One problem with metal adsorbents is disposal after use. The O. chalcidica biochars already contained significant amounts of Ni, which was enhanced through the adsorption of more Ni from solution. An estimate of the final amount of Ni in the biochars after adsorption can be obtained by adding the initial concentration to the adsorbed concentration (Table S7). The adsorbed Ni can be greater than or equal to the initial Ni in the biochar, significantly increasing Ni in the final biochar. For example, after adsorption from the 3 mM Ni solution S0-400 and SHIGH-900 went from 0.16 and 52 g Ni kg–1 to 27 and 92 g Ni kg–1, respectively. Most Ni hyperaccumulator bio-ores contain 10–60 g Ni kg–1 before Ni extraction processing, depending on their species and growing conditions.[24] Adsorption increased the biochar Ni concentration by up to 41 g kg–1, which is more Ni than many bio-ores natively contain. Postadsorption biochar could then be used as an enhanced bio-ore in a typical Ni hyperaccumulator Ni extraction process, circumventing the need to develop an additional regeneration or disposal process.

Conclusion

This study demonstrates the potential use of biochar from the Ni hyperaccumulator plant O. chalcidica as a Ni adsorbent to synthesize an enhanced bio-ore. To the best of our knowledge, it is the first time that Ni hyperaccumulator plant biomass has been used to prepare a unique biochar and examined for Ni adsorptive properties. We have shown that correlated pXRF measurements can be used as a quick and easy Ni measurement in plant material and biochar. The Ni concentration of O. chalcidica biomass varies according to the Ni concentration in soil but has an upper limit likely depending on either a hyperaccumulation limit in the plant or a limiting Ni desorption rate from the soil into pore water. The upper limit of 16 g kg–1 in whole shoot samples exceeded the median concentration of mined Ni ore deposits; the upper limit of 23 g Ni kg–1 in leaf samples is comparable to the 90th percentile concentration of ore deposits worldwide.
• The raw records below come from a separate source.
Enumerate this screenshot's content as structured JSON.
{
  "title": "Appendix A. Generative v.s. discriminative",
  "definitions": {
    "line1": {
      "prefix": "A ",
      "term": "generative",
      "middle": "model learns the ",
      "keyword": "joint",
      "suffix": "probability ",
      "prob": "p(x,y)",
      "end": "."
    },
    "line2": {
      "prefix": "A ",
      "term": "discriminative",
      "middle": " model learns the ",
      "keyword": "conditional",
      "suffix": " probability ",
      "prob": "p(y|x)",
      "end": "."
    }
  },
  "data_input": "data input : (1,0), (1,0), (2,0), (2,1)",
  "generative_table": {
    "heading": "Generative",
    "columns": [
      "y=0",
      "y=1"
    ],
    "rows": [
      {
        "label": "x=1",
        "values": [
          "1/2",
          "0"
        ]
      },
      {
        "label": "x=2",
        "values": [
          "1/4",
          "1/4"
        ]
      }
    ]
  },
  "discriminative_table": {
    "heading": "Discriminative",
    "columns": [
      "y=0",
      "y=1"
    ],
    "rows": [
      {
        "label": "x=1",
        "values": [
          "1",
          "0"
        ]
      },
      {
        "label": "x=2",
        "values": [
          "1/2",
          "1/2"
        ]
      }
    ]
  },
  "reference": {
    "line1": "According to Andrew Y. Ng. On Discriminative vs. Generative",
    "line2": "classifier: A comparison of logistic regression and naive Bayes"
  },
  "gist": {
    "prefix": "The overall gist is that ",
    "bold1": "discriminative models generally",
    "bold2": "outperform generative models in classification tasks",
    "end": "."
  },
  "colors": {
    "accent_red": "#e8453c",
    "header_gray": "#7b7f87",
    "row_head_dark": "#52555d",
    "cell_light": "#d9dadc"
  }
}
The Ni concentration in O. chalcidica biochar increased with both initial plant material Ni concentration and pyrolysis temperature; increased pyrolysis temperature also increased the BET surface area of the biochar. Ni adsorption experiments demonstrated that O. chalcidica biochar outperformed commercially available GAC, potentially due to the biochar’s strong alkalinity. The observed Ni adsorption was comparable to high-performing, activated biochars in the literature, indicating an opportunity to use O. chalcidica biochar as an adsorbent material in high-Ni wastewaters.

The main proposed use of Ni-hyperaccumulating plants is as a bio-ore for Ni production. High Ni content is very important in bio-ores. The postadsorption O. chalcidica biochar significantly increased in Ni concentration and could potentially be used as an enhanced bio-ore in the fledgling Ni hyperaccumulator Ni production industry. Future work should optimize the biochar for Ni adsorption, determine metal adsorption in systems that mimic wastewaters, determine the geographic and economic feasibility of using the biochar as an adsorbent, test processing methods for the enhanced bio-ore, and investigate other catalytic and energy storage applications of enhanced bio-ore. Using both O. chalcidica’s metal and biomass as a resource could be a green engineering solution to address sustainability and ethical considerations of Ni production and removal of Ni from high-Ni wastewater while simultaneously providing a high-Ni enriched bio-ore.